Des centaines d'ouvrages érudits ont tenté de percer son énigme. De grands experts ont planché sur la question, dont le plus savant de tous était Diego Clemencin, grammairien, qui a réalisé une fastueuse étude où il a passé l'œuvre de Cervantès au film de son immense savoir. Il en a déduit que malgré tout le respect qu'il devait au grand écrivain espagnol, son œuvre présentait des imperfections et beaucoup de fautes. Fautes d'orthographes, fautes de sémantique, fautes de grammaire… Et qu'assurément, Don Quichotte méritait d'être révisé, corrigé par le professeur qui se fait fort d'améliorer ce que l'écrivain défaillant aurait négligé. Il en a résulté une révision du texte original, une modernisation diront certains, au nom de la conformité conventionnelle dont l'universitaire se portait garant.
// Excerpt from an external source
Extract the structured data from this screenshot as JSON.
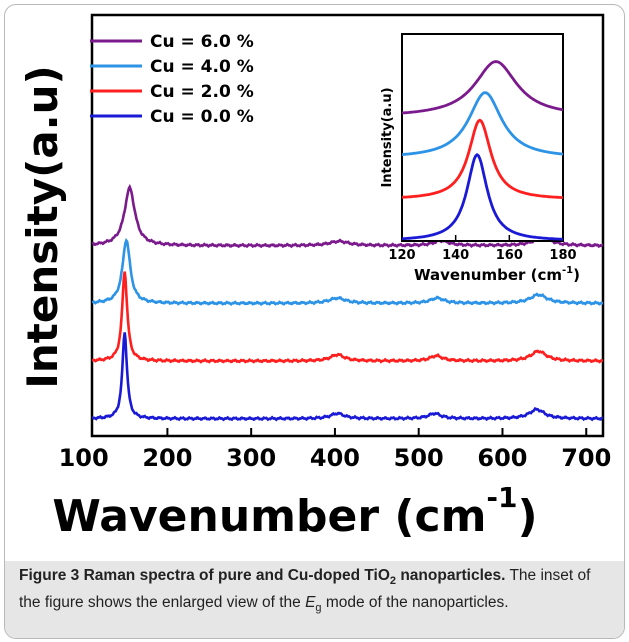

J'ai eu la chance de lire Don Quichotte dans une édition antérieure à celle que le brave chercheur avait liophylisée et j'ai eu recours — miracle des bibliothèques bien pourvues — à une édition fac similée de l'original de 1605 et de 1610. Pour suivre le texte de Cervantès au mieux, j'ai également pris sa traduction éditée chez Flammarion de Louis Viardot. C'était en Espagne, en 1987. Dans la maison de l'écrivain Dominique Aubier, bien connue pour ses travaux portant sur Don Quichotte.

Elle m'avait recommandé, pour m'intégrer au mieux dans le petit village où elle résidait, d'apprendre la langue. Et pour cela, d'aller si possible vers les gens, leur parler. Et en même temps, lire des textes en espagnol. Et quel autre texte pouvais-je bien lire si ce n'est Don Quichotte, Bible des Espagnols ?
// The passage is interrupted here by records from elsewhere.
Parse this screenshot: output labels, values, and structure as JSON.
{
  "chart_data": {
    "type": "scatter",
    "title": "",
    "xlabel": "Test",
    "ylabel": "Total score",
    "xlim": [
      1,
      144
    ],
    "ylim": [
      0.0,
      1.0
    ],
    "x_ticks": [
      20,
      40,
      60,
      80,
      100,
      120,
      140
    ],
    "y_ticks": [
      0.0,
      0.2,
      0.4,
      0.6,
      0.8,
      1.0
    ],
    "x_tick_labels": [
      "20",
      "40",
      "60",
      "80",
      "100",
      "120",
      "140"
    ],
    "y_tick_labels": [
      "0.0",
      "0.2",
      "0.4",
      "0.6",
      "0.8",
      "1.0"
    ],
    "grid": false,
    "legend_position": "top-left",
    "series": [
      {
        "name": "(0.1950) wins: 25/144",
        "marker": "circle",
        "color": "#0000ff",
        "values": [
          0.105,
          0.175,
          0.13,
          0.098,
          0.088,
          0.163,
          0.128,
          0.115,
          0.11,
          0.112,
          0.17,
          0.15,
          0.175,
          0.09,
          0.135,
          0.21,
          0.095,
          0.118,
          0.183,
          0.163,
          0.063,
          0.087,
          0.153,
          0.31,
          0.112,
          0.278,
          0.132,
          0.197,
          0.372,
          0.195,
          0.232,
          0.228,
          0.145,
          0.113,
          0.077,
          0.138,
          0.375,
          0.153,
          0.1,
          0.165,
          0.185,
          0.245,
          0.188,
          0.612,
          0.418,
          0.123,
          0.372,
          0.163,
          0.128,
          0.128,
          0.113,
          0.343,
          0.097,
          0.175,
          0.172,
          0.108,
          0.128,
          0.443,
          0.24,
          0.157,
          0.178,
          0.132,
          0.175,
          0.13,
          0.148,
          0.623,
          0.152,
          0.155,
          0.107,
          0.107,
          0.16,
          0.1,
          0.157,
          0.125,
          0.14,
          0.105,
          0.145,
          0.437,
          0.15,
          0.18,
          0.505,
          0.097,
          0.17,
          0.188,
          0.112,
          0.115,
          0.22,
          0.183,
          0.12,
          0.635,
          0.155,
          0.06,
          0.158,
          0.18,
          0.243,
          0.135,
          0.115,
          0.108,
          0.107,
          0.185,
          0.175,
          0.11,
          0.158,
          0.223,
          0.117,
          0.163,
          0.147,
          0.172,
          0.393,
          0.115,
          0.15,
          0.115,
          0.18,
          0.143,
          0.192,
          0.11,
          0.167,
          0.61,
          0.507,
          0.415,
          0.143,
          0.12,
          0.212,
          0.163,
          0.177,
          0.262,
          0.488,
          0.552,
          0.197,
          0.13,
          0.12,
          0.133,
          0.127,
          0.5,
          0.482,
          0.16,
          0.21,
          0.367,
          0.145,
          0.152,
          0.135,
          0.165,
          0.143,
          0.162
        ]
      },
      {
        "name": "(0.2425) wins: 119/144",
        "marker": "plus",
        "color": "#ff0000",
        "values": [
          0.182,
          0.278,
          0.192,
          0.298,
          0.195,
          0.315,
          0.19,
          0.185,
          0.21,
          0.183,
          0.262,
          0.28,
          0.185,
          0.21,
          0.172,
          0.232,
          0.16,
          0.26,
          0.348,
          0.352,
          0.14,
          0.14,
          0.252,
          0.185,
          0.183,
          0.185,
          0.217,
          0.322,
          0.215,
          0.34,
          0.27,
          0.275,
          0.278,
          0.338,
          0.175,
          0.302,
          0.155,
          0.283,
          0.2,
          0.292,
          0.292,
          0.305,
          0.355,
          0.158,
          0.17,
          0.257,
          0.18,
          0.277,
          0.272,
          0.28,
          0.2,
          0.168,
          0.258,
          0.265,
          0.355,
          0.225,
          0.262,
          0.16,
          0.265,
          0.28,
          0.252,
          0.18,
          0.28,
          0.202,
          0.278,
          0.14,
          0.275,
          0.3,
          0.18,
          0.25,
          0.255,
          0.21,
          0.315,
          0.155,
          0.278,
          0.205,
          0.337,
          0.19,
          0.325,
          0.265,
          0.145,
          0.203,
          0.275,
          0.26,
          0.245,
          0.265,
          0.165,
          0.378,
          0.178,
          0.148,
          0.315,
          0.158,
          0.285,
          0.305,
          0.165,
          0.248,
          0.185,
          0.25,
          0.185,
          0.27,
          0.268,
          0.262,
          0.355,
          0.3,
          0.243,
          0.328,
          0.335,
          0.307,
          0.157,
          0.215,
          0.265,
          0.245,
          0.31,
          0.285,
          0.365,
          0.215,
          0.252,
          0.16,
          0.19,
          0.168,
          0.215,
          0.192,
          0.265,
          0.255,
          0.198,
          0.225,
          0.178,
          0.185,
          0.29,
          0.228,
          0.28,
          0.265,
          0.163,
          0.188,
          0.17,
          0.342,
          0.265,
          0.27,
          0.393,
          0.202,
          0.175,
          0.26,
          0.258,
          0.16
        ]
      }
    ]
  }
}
Je me suis lancé : bien sûr, au début, c'était le vertige. Plonger dans une langue étrangère dont il fallait, à chaque mot vérifier le sens dans le dictionnaire… Dominique Aubier me conseilla d'utiliser le dictionnaire usuel Larousse. Mais aussi de consulter le "Covarubias" : dictionnaire bizarre édité du temps de Cervantès qui collationne les mots espagnols tout en indiquant leur étymologie arabe ou hébraïque, et dont les définitions n'étaient pas toujours très rationnelles, renvoyant à des références bibliques. Etrange grimoire que ce lexique plein de mots espagnols anciens, ne figurant pas dans le Larousse ! Tout cela pour me faire comprendre que l'écriture de Cervantès n'était peut-être pas tout à fait indexée sur les modalités de pensée de notre rationalité analytique.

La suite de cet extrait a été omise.